To evaluate the effect of Co addition on creep life, Cr was selected because it showed an interesting behavior in Fig. 8 and the analysis results using the GA model are shown in Fig. 9. Regardless of the addition of Co, the creep life trend according to the Cr content was predicted to be almost similar except near the maximum life, and it was found that the creep life was improved by about 40,000 h with addition of 2.5% Co. This tendency was also found for other alloying elements. That is, Co does not have a clear interaction with other alloying elements, and it could be determined that it strongly contributes to the solid solution-strengthening effect.

Fig. 9
figure 9

Creep life according to alloy element change predicted by Genetic algorism based on Ensemble 4 model. a W, b V, c Mo, d C, e B and f Cr

Figure 10 predicts the change in creep life according to the amount of Co added. As the amount of Co increases, the creep life increases, and the maximum creep life was found to be 114,800 h. These results suggest the possibility of developing an alloy with a new composition that can be used with a creep life of 100,000 h under the operating conditions of 650 °C and 100 MPa (Fig. 11).

Fig. 10
figure 10

Analysis of the effect of Co on creep life according to the addition of Cr in the alloy of a new composition containing 2.5%wt. Co

Fig. 11
figure 11

Prediction of creep life according to the addition of Co in the newly proposed alloy based on ASEM SA213 T92

4 Conclusions

Among the various AI models, the XGB model was optimally selected as a single model, and the Ensemble 4 model consisting of four models (i.e., DNN, GB, XGB, and LGB) was optimally selected for the Ensemble 4 model. Based on this model, it was confirmed that creep life is affected in the order of normalization temperature, V, W, Mo, and C, as a result of feature importance evaluation using SHAP and premature values.

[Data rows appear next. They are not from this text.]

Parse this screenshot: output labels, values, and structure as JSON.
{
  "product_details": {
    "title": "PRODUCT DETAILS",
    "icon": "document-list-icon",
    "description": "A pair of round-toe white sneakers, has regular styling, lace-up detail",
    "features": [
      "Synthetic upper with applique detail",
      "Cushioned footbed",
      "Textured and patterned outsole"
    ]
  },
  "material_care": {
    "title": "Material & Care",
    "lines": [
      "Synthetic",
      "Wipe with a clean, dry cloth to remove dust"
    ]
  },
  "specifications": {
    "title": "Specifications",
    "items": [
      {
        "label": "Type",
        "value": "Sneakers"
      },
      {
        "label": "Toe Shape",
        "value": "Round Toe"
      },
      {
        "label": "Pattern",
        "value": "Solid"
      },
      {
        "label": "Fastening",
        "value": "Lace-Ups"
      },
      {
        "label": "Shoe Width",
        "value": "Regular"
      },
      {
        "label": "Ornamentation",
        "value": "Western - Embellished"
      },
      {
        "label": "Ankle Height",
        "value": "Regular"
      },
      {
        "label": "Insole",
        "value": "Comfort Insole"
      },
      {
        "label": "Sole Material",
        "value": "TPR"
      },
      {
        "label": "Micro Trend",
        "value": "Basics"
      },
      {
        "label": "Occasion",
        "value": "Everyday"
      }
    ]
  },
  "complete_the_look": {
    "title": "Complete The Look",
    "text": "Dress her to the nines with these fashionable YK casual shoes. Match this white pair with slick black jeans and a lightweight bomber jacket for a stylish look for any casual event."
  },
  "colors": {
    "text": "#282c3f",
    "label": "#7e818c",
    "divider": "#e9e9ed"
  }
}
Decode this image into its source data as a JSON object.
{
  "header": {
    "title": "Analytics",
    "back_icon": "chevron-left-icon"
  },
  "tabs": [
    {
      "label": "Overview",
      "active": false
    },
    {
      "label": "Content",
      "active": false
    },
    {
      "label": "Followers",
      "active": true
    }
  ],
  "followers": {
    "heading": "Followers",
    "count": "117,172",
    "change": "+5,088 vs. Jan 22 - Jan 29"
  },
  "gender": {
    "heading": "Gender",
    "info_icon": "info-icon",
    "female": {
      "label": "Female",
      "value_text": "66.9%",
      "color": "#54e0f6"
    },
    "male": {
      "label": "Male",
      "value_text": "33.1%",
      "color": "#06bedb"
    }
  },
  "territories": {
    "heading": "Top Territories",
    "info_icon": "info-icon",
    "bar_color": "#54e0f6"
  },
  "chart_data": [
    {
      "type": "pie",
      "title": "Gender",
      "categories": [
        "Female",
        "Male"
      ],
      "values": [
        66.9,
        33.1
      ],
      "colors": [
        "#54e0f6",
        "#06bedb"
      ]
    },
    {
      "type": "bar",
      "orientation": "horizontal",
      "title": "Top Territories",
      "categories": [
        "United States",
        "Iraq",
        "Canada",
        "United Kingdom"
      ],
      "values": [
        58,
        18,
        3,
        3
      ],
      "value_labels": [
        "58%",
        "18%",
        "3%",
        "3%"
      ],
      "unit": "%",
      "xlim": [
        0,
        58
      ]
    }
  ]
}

The existing life prediction model could not suggest an alloy composition with a desired creep life, but it could be confirmed that using the GA method an optimized alloy composition can be obtained.

For example, by adding Co to the specified composition range of SAME SA213 T92, a new alloy having a creep life of 100,00 h at 650 °C and 100 MPa having the following new composition was suggested: C, 0.09–Si, 0.03–Mn, 0.31–P, 0.015–S, 0.01–Cr, 9.10–Mo, 0.59–W, 1.99–Ni, 0.01–V, 0.23–Nb, 0.07–N, 0.06–Al, 0.001–B, 0.006–Co, 2.5. In the future, various AI technologies, such as XAI technology, are expected to provide important information for the understanding of predictive models and the alloy development process, and for reducing the number of trial-and-error cycles for developers.